8. The image reconstruction method of the actual virtual scene for intelligent vehicle testing according to claim 6 is characterized by: The real-time processing of the data information of the interferent comprises the following steps: The number of sample points is selected and determined, and the threshold filtering method is used to obtain the most basic point cloud data that can provide global geometric features, reduce the number of points required for processing, and improve the rate of real-time operations; the key element selection method is used to reduce the data information that needs to be processed to improve the real-time requirements. After the selection process, a complete and small number of point cloud data are obtained, which can still provide good global geometric characteristics, improve the speed of 3D reconstruction, and meet the real-time requirements.

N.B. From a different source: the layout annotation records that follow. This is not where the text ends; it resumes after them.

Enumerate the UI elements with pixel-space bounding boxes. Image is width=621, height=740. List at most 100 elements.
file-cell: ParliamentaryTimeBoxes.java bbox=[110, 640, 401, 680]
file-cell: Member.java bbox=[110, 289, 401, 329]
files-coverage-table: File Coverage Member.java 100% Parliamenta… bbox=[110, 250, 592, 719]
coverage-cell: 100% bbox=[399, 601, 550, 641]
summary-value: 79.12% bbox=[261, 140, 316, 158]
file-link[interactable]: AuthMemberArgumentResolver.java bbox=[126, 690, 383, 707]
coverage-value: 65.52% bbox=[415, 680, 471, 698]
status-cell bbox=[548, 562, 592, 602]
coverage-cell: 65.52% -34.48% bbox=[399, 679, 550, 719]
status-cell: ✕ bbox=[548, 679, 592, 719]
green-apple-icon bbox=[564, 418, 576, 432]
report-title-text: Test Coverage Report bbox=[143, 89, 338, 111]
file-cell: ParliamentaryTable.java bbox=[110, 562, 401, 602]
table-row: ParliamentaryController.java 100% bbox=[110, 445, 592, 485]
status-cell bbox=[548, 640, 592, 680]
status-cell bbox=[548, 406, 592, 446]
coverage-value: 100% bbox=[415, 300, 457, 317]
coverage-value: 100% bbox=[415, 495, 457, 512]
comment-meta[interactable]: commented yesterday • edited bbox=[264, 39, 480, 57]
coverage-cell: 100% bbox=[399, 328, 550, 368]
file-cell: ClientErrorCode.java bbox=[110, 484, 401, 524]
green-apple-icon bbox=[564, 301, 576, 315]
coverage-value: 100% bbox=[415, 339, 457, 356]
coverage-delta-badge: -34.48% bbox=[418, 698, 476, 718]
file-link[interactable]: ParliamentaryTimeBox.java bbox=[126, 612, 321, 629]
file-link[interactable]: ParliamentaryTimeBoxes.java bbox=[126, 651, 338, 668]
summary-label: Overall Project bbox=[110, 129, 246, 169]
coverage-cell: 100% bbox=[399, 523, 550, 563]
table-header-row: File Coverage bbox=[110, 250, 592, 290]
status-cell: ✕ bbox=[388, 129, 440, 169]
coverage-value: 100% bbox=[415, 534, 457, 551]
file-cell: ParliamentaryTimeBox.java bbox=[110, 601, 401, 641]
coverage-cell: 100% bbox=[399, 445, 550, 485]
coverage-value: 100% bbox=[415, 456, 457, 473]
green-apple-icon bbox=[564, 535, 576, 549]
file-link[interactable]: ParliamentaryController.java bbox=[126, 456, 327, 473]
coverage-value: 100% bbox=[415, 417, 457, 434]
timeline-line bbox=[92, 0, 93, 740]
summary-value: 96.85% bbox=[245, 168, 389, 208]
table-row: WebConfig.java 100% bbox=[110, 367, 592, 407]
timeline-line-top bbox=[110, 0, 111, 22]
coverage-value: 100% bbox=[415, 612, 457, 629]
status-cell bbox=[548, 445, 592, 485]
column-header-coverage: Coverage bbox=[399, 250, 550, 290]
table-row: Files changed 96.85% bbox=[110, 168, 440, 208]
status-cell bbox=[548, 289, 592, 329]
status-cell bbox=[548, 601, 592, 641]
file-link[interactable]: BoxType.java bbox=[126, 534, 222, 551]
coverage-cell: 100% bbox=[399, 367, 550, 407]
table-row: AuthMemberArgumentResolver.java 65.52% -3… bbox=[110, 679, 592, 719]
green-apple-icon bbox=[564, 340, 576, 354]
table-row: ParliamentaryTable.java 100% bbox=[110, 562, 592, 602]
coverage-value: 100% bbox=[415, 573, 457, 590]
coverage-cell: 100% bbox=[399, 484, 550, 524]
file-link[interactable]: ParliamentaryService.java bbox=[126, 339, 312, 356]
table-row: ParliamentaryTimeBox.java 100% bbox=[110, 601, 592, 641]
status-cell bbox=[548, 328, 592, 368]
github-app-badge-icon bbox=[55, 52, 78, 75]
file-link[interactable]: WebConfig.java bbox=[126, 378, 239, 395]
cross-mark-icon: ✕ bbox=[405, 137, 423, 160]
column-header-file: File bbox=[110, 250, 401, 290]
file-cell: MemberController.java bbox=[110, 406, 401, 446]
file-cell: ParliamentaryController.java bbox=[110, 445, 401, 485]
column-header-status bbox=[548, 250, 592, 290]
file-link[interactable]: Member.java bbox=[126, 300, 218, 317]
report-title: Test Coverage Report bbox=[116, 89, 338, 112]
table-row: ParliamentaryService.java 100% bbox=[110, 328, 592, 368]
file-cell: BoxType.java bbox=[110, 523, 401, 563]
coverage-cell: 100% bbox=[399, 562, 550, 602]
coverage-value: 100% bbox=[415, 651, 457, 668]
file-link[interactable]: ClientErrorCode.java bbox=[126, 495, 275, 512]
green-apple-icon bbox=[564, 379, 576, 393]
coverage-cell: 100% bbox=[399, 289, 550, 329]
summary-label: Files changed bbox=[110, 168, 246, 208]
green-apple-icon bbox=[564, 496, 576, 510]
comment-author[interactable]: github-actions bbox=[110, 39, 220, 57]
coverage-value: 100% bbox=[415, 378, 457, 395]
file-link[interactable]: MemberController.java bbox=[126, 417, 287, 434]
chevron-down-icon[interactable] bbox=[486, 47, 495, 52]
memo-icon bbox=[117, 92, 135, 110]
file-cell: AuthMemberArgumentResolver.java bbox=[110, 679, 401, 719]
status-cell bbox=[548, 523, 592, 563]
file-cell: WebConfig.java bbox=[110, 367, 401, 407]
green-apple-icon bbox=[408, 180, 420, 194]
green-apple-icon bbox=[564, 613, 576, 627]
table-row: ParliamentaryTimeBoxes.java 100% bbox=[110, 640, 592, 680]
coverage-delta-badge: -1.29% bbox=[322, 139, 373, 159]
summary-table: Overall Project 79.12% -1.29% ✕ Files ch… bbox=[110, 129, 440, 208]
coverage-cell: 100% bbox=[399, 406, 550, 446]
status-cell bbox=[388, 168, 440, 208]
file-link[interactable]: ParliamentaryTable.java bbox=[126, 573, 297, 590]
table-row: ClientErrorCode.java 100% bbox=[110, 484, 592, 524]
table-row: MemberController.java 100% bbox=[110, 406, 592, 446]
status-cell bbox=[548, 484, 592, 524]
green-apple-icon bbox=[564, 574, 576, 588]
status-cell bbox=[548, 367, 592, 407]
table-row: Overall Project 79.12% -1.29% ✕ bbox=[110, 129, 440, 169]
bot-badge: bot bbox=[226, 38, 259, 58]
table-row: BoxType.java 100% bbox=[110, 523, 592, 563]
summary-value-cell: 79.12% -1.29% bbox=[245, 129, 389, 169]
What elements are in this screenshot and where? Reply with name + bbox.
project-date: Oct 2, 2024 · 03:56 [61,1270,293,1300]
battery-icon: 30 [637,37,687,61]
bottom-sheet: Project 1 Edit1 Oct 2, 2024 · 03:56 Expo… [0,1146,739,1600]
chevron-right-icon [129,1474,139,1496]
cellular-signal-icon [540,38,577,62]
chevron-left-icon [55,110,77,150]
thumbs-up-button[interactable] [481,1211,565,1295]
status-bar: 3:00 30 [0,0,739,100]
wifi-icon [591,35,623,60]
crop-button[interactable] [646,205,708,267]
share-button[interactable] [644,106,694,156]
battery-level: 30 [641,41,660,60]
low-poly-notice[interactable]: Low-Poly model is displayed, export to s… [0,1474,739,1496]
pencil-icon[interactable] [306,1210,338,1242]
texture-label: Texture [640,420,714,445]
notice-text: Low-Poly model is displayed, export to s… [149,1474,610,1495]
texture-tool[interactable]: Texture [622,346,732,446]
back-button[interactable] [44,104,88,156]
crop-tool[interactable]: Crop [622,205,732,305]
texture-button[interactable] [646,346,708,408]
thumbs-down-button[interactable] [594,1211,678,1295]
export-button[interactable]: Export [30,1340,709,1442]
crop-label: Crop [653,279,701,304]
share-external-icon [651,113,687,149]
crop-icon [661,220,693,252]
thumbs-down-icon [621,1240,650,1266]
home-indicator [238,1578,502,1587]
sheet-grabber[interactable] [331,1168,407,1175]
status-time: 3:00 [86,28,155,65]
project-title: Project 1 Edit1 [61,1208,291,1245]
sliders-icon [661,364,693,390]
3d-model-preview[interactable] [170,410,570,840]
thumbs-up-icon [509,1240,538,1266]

9. An image reconstruction device for a virtual scene of a smart car test, adapted to the image reconstruction method for a virtual scene of a smart car test according to any one of claims 1 to 8, characterized in that: include: The first acquisition module: used to obtain vehicle driving data with time information; The second acquisition module is used to obtain the driving information of the environment vehicle, determine the relative position relationship between the vehicles according to the driving information of the host vehicle and the environment vehicle, and determine the relative position of each vehicle in the environment with the test vehicle as the center; A scene adding module is used to obtain the information of the test vehicle during driving, and determine the scene information to be added according to the road environment information and the label information of the interference object; Optimization module: used for optimizing the information collected by the first and second acquisition modules and the scene information in the scene adding module, and obtaining more accurate road event information based on the interference object label information and the timeline information; Real-time reconstruction module: used to reconstruct a real-time virtual scene reflecting a real road scene based on the road event information and the scene information.